40話 2-4 付き合ってる?

  完全にタイミングを失った。


午後の授業も蓮司は教室にいた。


昼から保健室に戻る予定が大人数の女子に囲まれ質問責めに合い横で質問を上手く捌く凛は流石にマネージャーだった。


授業中、窓から入る涼しい風が満腹の蓮司の眠気を誘う。


英語の先生の微妙な発音はあまり蓮司の耳に入って来る事は無かった。



「‥‥‥‥‥藤さん」


「‥‥江藤さん!」


ハッ!と気が付くと英語の先生が蓮司を呼んでいた。


「この英文を読んでみて?」


黒板を指差す。





『I know the man standing over there.』

(あそこに立っている男性を知っています。)




蓮司は黒板を読みながらその文章に誰やねん!と突っ込みをいれる。



先生は読み終わると蓮司を見て固まり、クラス全員も蓮司を見ていた。


何?


前の席から凛がノートの切れ端を蓮司の机に置く‥‥‥


切れ端にはメモが

ETOでそのネイティブ発音はマズい!

と書かれていた。


蓮司はサッと下を向き無意味に教科書をめくり誤魔化した。


普段、ETOで英語の歌を歌っている蓮司はぼんやりしていた事もあり無意識にETOを出してしまっていた。

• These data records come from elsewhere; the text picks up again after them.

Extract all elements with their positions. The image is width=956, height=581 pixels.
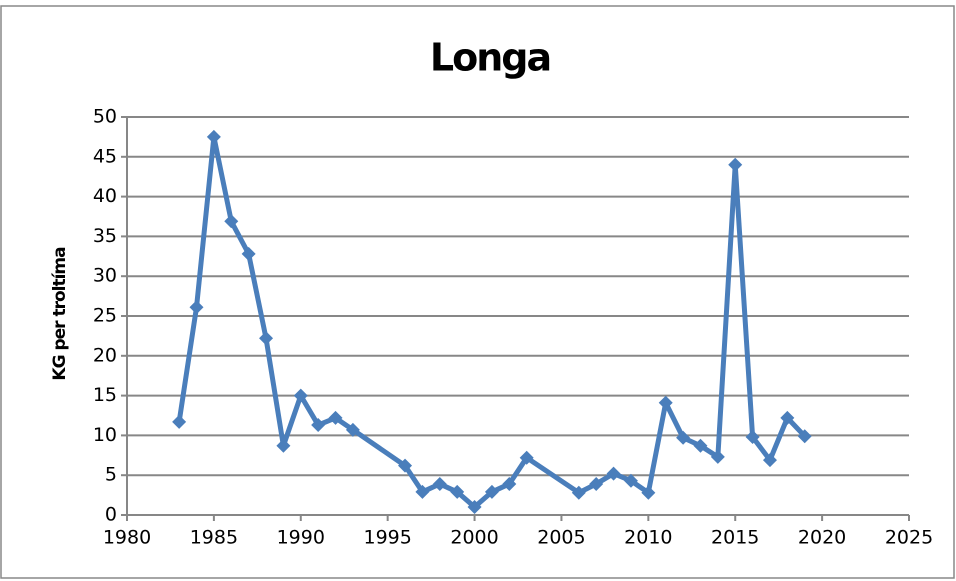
- y-tick-label: 10: [93, 424, 117, 446]
- data-point: [641, 485, 656, 500]
- y-tick-label: 0: [105, 504, 117, 526]
- x-tick-label: 2020: [798, 527, 846, 549]
- x-tick-label: 1985: [190, 527, 238, 549]
- data-point: [172, 414, 187, 429]
- y-tick-label: 5: [105, 464, 117, 486]
- data-point: [762, 453, 777, 468]
- data-point: [189, 300, 204, 315]
- data-point: [658, 395, 673, 410]
- data-point: [206, 129, 221, 144]
- data-point: [571, 485, 586, 500]
- y-tick-label: 45: [93, 145, 117, 167]
- data-point: [710, 449, 725, 464]
- data-point: [780, 410, 795, 425]
- x-tick-label: 1990: [277, 527, 325, 549]
- data-point: [415, 484, 430, 499]
- chart-title: Longa: [430, 36, 550, 80]
- data-point: [450, 484, 465, 499]
- chart-border: [0, 5, 955, 579]
- data-point: [311, 418, 326, 433]
- data-point: [745, 429, 760, 444]
- data-point: [467, 500, 482, 515]
- data-point: [398, 458, 413, 473]
- y-tick-label: 40: [93, 185, 117, 207]
- x-tick-label: 2000: [450, 527, 498, 549]
- y-tick-label: 50: [93, 106, 117, 128]
- data-point: [224, 214, 239, 229]
- data-point: [589, 476, 604, 491]
- data-point: [484, 484, 499, 499]
- data-point: [797, 429, 812, 444]
- x-tick-label: 2025: [885, 527, 933, 549]
- x-tick-label: 1980: [103, 527, 151, 549]
- x-tick-label: 1995: [363, 527, 411, 549]
- data-point: [432, 476, 447, 491]
- data-point: [519, 450, 534, 465]
- x-tick-label: 2005: [537, 527, 585, 549]
- y-tick-label: 15: [93, 384, 117, 406]
- y-tick-label: 20: [93, 344, 117, 366]
- data-point: [345, 422, 360, 437]
- data-point: [606, 466, 621, 481]
- data-point: [241, 246, 256, 261]
- data-point: [728, 157, 743, 172]
- data-point: [676, 430, 691, 445]
- x-tick-label: 2010: [624, 527, 672, 549]
- data-point: [623, 473, 638, 488]
- data-point: [259, 331, 274, 346]
- data-point: [502, 476, 517, 491]
- y-axis-label: KG per troltíma: [50, 247, 70, 381]
- data-point: [328, 410, 343, 425]
- y-tick-label: 25: [93, 305, 117, 327]
- y-tick-label: 35: [93, 225, 117, 247]
- data-point: [693, 438, 708, 453]
- data-point: [276, 438, 291, 453]
- x-tick-label: 2015: [711, 527, 759, 549]
- data-point: [293, 388, 308, 403]
- y-tick-label: 30: [93, 265, 117, 287]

ハリウッド女優のような声と発音は誤魔化しが効かないレベルだったようだ。


そもそも英語の授業を受けた事か無く独学で得意だった蓮司に高校生レベルの英会話など知るよしもない訳で‥‥



翌日から外来種のツチノコと呼ばれていた事に蓮司は気付いていない。




結局

その日は教室から出る事が出来無かった。


放課後になっても蓮司を見に集まる女子は後を絶たない。


「行くよ蓮司!」


凛は捕まるとキリが無い女子の間をすり抜け蓮司を連れて生徒玄関へと向かう。

時折聞こえる「江藤くんバイバイ!」

蓮司は受け慣れない声掛けにいちいち反応しニッコリと会釈しキャーキャー悲鳴を浴びせられる。

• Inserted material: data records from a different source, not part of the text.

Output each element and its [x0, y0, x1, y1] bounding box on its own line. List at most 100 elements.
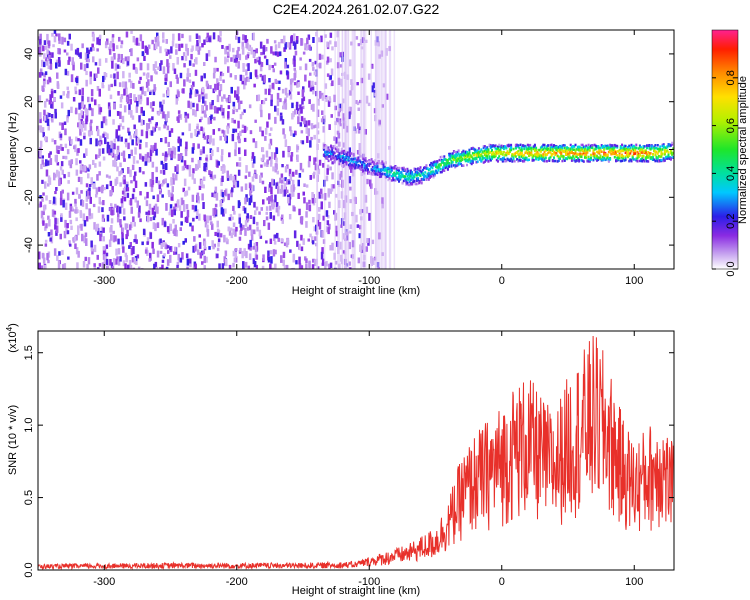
heatmap-cell	[115, 45, 119, 50]
heatmap-cell	[357, 165, 360, 169]
heatmap-cell	[385, 93, 389, 100]
heatmap-cell	[241, 46, 245, 55]
heatmap-cell	[89, 196, 92, 204]
heatmap-cell	[592, 149, 595, 152]
heatmap-cell	[290, 36, 293, 44]
heatmap-cell	[554, 146, 557, 150]
heatmap-cell	[396, 168, 399, 171]
heatmap-cell	[139, 218, 142, 223]
heatmap-cell	[138, 80, 141, 84]
heatmap-cell	[109, 207, 112, 211]
heatmap-cell	[120, 54, 123, 61]
heatmap-cell	[244, 261, 248, 268]
heatmap-cell	[667, 144, 670, 147]
heatmap-cell	[660, 158, 663, 162]
heatmap-cell	[650, 157, 653, 161]
heatmap-cell	[357, 158, 360, 162]
heatmap-cell	[483, 157, 486, 160]
heatmap-cell	[260, 164, 263, 168]
heatmap-cell	[551, 159, 554, 163]
heatmap-cell	[196, 165, 199, 170]
heatmap-cell	[146, 63, 150, 71]
heatmap-cell	[456, 150, 459, 154]
heatmap-cell	[38, 95, 42, 103]
heatmap-cell	[122, 71, 125, 79]
heatmap-cell	[179, 139, 182, 147]
heatmap-cell	[449, 154, 452, 157]
heatmap-cell	[588, 158, 591, 161]
heatmap-cell	[544, 148, 547, 151]
heatmap-cell	[325, 97, 328, 102]
heatmap-cell	[505, 146, 508, 150]
heatmap-cell	[92, 33, 95, 42]
heatmap-cell	[393, 166, 396, 170]
heatmap-cell	[239, 114, 243, 120]
heatmap-cell	[149, 89, 153, 94]
heatmap-cell	[270, 194, 273, 202]
heatmap-cell	[485, 159, 488, 162]
heatmap-cell	[87, 257, 91, 265]
heatmap-cell	[42, 132, 45, 138]
heatmap-cell	[97, 206, 101, 213]
heatmap-cell	[411, 171, 414, 174]
x-tick-label: -100	[358, 275, 380, 287]
heatmap-cell	[245, 63, 249, 67]
heatmap-cell	[370, 172, 373, 175]
heatmap-cell	[98, 197, 101, 204]
heatmap-cell	[557, 155, 560, 159]
heatmap-cell	[88, 103, 91, 110]
heatmap-cell	[170, 192, 174, 196]
x-tick-label: 0	[499, 275, 505, 287]
x-tick-label: -200	[226, 275, 248, 287]
heatmap-cell	[575, 152, 578, 156]
heatmap-cell	[108, 49, 112, 55]
heatmap-cell	[352, 154, 355, 157]
heatmap-cell	[301, 140, 305, 145]
heatmap-cell	[98, 37, 101, 46]
heatmap-cell	[364, 169, 367, 172]
heatmap-cell	[610, 145, 613, 148]
heatmap-cell	[123, 197, 127, 202]
heatmap-cell	[305, 184, 309, 188]
heatmap-cell	[342, 161, 344, 164]
heatmap-cell	[146, 87, 150, 92]
heatmap-cell	[199, 156, 202, 161]
heatmap-cell	[38, 47, 41, 55]
heatmap-cell	[491, 145, 493, 148]
heatmap-cell	[504, 145, 507, 148]
heatmap-cell	[352, 165, 355, 168]
heatmap-cell	[649, 156, 652, 160]
heatmap-cell	[238, 217, 241, 224]
heatmap-cell	[600, 150, 603, 153]
heatmap-cell	[237, 46, 240, 52]
heatmap-cell	[322, 215, 325, 221]
heatmap-cell	[514, 143, 517, 147]
heatmap-cell	[105, 258, 109, 266]
heatmap-cell	[169, 55, 172, 59]
heatmap-cell	[519, 151, 522, 154]
heatmap-cell	[230, 86, 233, 94]
heatmap-cell	[607, 158, 610, 161]
heatmap-cell	[554, 153, 557, 157]
heatmap-cell	[204, 215, 208, 220]
heatmap-cell	[147, 123, 151, 129]
heatmap-cell	[499, 148, 502, 151]
heatmap-cell	[300, 265, 304, 269]
heatmap-cell	[328, 150, 331, 154]
heatmap-cell	[580, 143, 583, 147]
heatmap-cell	[253, 173, 256, 178]
heatmap-cell	[647, 154, 650, 158]
heatmap-cell	[164, 151, 168, 158]
heatmap-cell	[167, 89, 170, 96]
heatmap-cell	[322, 144, 325, 147]
colorbar: 0.00.20.40.60.8 Normalized spectral ampl…	[711, 29, 749, 277]
heatmap-cell	[110, 225, 113, 233]
heatmap-cell	[287, 152, 290, 158]
heatmap-cell	[272, 68, 275, 73]
heatmap-cell	[40, 265, 43, 269]
heatmap-cell	[298, 256, 301, 265]
heatmap-cell	[104, 116, 107, 122]
heatmap-cell	[482, 161, 485, 164]
heatmap-cell	[253, 261, 257, 268]
heatmap-cell	[124, 56, 128, 62]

生徒玄関の下駄箱で靴を履き替える時、凛の所に女の子が駆け寄ってきた。


「凛チャ途中まで一緒に帰って良い?」


シノが、遠慮がちに凛に聞いてきた。


「シノ!良いよね?蓮司!」


「うん良いよ」


彼女は篠原さん。見た目はそんなに目立たない人見知りっぽい感じだ。凛と同じ中学校卒業でずっと仲が良かったらしい。


三人は凛を挟んで下校した。


「久しぶりに一緒に帰るよね~凛チャ」


「そだね〜!最近ずっと蓮司と帰ってたし」


「‥‥‥‥‥」


シノはクルッと蓮司と凛の前に立ち塞がり二人の顔を交互に見て


「‥‥‥‥二人 ‥‥もしかして付き合ってる?」


いきなりの言葉に蓮司と凛は咄嗟に距離を取り


「「ない!ない!」」


同時に顔と手をブンブンと横に振る。


「え〜〜!見てると凛チャの距離が異常に近いんだけど?お弁当だって凛チャが作ったんでしょ?江藤くんにあげてたし。卵焼きあ~んしてるのも見た!」


「‥‥‥あ!っと‥‥‥ん~~‥‥」


言い訳出来ない現場を見られており凛が言葉に困っていた。


マネージャーの件とETOの事は話せない‥‥


「‥‥っと僕のせいだよ‥」


蓮司が話す


「僕がご飯をあまり食べないから凛が、わざわざ作ってくれてるんだ。おせっかいだから普通に食べさせたりあるっていうか‥‥」


「っ!そうそう!蓮司ご飯食べ‥なくて‥‥‥」


く‥‥‥苦しい‥‥

言い訳にもなってない‥‥


ジッと見るシノから目を反らす‥


「まっ、良いんだけどね!」


凛の隣に並び歩き出すシノに二人はホッと胸を撫で下ろす。


その後、三人は何気ない雑談をしながら帰った。


シノは駅前で二人に


「私、電車だから!また明日ね」


笑顔で手を振る。


「うん!また明日!」


凛と蓮司も手を振って別れた。

少し歩いた所で凛が蓮司の耳元でコソッと



「ちょっとヤバかったね‥」


「だね‥」


「‥‥‥‥‥」


二人が寄り添ったように帰る後ろ姿を見てシノは


「‥‥‥‥。 凛チャ‥‥‥‥」


少し悲しそうな目で見つめていた。